# I still can't remove the axle nut



## dmkim01 (Aug 31, 2005)

I still can't even loosen the axle nut 

--------------------------------------------------------------------------------

I bought a breaker bar but the axle nut wont budge. I turn it counter- clock wise right? I jam the lug nut bolts with a pipe, but the pipe and the lug nut bolts just start bending. When I pull the breaker bar, the front hubs also just start steering to one side. How do people remove this nut without a air tool?

Should the steering wheel be locked? Will that help or damage the mechanism? What are you guys using to jam the lug nut bolts from turning? Didn't your lug nut bolts bend? Even if it does, just bend them back? 

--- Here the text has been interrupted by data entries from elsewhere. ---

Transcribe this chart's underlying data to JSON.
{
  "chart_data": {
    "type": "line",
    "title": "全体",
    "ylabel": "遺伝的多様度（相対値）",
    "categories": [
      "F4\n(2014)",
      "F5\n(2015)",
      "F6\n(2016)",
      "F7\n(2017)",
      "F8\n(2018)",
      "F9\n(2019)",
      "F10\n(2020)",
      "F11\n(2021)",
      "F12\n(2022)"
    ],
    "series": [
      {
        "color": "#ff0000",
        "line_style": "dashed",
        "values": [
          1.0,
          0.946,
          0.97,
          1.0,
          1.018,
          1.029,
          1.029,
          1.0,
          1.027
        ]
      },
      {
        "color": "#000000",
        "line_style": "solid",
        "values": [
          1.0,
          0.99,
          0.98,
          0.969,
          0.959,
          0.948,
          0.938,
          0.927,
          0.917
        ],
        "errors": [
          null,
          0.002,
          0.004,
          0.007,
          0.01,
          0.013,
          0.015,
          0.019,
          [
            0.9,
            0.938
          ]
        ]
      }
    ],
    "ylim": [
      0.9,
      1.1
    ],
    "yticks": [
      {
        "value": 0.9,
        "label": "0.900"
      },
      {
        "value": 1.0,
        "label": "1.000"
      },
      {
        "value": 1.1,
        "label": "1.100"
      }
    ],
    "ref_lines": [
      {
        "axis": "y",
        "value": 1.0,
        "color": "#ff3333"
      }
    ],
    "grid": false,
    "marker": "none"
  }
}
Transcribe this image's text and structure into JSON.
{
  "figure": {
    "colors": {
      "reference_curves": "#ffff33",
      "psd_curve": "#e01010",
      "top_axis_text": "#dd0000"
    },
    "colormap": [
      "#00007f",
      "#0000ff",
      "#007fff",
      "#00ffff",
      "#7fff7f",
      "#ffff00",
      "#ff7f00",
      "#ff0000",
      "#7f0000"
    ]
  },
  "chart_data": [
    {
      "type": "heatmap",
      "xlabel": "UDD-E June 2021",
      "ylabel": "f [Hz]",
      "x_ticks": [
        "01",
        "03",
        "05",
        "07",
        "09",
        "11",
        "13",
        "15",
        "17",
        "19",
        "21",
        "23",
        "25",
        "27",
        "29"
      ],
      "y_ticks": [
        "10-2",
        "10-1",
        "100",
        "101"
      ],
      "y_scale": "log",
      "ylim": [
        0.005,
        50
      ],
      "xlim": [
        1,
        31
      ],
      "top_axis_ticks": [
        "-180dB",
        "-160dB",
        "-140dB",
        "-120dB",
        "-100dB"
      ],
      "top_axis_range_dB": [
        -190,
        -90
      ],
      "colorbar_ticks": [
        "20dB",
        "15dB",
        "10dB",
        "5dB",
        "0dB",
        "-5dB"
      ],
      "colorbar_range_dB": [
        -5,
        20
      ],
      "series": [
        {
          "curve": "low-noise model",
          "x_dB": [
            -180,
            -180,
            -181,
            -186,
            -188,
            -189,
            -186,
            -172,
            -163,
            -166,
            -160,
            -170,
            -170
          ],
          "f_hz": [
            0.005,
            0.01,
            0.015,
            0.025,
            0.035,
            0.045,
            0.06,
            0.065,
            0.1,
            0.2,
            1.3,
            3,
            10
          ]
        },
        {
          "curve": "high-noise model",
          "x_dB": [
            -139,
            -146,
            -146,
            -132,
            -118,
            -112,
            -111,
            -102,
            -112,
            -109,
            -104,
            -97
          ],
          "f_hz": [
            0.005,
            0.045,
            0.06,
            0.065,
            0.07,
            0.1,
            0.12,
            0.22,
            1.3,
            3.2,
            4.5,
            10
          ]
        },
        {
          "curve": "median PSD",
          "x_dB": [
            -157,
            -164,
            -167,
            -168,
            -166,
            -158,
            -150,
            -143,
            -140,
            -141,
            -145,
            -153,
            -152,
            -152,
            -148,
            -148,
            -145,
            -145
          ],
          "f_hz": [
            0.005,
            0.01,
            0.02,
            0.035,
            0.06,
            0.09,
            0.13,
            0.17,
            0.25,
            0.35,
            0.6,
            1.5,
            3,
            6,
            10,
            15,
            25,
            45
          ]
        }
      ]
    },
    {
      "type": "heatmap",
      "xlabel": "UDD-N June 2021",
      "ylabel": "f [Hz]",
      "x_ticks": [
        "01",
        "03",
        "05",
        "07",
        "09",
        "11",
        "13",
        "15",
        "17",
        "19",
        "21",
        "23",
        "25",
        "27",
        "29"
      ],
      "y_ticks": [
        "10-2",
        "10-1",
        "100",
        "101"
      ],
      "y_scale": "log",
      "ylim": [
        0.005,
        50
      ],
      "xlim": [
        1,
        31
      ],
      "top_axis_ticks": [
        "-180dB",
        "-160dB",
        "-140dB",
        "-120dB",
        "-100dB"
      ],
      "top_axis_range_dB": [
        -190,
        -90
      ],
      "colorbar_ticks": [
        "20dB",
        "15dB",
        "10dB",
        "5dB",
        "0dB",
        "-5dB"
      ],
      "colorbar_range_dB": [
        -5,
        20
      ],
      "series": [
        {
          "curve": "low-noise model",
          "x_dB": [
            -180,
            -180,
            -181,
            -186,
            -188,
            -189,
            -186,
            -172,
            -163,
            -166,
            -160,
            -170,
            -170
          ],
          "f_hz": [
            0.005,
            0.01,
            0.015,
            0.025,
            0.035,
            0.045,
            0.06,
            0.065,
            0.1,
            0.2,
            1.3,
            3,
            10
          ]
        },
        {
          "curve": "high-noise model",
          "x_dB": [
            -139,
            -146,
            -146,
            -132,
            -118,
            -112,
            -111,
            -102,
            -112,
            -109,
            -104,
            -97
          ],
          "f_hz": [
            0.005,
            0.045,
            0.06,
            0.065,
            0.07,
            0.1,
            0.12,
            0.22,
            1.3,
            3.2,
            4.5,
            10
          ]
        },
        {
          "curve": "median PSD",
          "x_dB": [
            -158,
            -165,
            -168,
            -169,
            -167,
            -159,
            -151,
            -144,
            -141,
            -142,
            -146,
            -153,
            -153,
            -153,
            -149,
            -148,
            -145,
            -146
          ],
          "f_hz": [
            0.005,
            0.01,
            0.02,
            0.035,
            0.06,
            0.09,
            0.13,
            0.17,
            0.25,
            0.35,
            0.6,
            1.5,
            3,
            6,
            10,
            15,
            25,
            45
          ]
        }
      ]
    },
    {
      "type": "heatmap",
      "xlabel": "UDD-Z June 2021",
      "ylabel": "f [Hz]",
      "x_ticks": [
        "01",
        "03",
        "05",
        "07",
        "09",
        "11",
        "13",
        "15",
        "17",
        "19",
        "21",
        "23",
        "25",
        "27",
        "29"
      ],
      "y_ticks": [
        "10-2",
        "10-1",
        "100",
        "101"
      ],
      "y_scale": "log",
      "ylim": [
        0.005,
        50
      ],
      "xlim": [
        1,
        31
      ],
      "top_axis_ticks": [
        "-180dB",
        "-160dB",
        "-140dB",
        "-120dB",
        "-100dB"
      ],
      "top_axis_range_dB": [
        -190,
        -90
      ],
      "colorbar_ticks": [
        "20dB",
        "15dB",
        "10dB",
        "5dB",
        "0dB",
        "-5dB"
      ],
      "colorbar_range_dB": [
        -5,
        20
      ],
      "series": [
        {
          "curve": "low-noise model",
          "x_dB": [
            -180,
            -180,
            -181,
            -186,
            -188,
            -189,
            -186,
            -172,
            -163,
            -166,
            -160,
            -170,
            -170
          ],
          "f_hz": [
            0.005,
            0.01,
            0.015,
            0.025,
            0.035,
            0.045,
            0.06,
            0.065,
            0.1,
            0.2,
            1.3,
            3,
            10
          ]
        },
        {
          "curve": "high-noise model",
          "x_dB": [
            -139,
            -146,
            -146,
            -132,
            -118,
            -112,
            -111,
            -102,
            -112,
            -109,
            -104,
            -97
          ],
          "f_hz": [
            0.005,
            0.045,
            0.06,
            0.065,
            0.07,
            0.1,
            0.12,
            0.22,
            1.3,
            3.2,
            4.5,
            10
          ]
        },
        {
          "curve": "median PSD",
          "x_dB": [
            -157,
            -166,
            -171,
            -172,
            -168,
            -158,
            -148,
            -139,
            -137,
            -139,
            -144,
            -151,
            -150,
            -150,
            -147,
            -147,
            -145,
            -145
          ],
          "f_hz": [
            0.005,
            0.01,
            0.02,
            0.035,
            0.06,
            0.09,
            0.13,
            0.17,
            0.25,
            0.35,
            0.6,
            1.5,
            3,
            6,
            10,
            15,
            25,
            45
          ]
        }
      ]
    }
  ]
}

I loved this car. I would love to fix it myself. Or else, I will have to junk it. It doesn't make finalcial sense to take it to the dealer. ($500)

Thanks.


----------



## classicgti-r (Aug 6, 2005)

dmkim01 said:


> I still can't even loosen the axle nut
> 
> --------------------------------------------------------------------------------
> 
> ...


well first off you posted axle nut, but your writing lug nut, which is it, if you are talking about the axle nut yes counter clockwise.. Hopefully you took the cotterpin out first, lock your steering wheel straight, and stand on the breakerbar bounce on it if you have to it'll break loose, also try some wd 40 or some kind of lube you gotta remember how much torque those nuts see all day everyday....just keep working at it you'll get it, and no locking the steering wheel won't damage it.


----------



## B13turbo93 (Nov 19, 2004)

Dude how far from a local shop are you (1-5 miles) me a buddy once couldnt get the axle nut off of 323 GTX, so we drove 5 min.(3 1/2 miles) down the road to this ******* shop and they took there impact wrench to it and only tightened it slightly, only cost us 5 bucks! Worked like a charm, see ******** can be usefull sometimes. God Bless the General Lee!


----------



## ALSET (Aug 18, 2005)

If all else fails put the tire back on and drop it back on the ground to break it loose. You can get a lot more ass into it if you dont have to try to hold the hub from spinning. Once you break it loose put it back in the air and go on .


----------



## Twiz (Aug 24, 2004)

Yeah lower the car back on the ground like ALSET said, you have to be nuts to try to loosen the axle nut while the car's on jacks. I had the same problem... I used a 5 ft. 1" black pipe as an extension over the breaker bar... you need more torque. Grab the 5 ft. bar from the other end and pull it... If that bar bends...then slip a 5ft. 1 1/4" pipe over the 5ft. 1" pipe and pull on both... I don't give up that easy.


----------



## Slacky (May 31, 2004)

spray the crap out of it with monkey piss aka pb blaster its REALLY good penetrating fluid for this kinda stuff , even beter wtih rusted bolts but anyway like everyone else says breaker bar with a custom extension (long ass pipe) and jump on it , and i would deff recogmend throwong the tire on and puting it on the ground. DONT GIVE UP IT DOES COME OFF


----------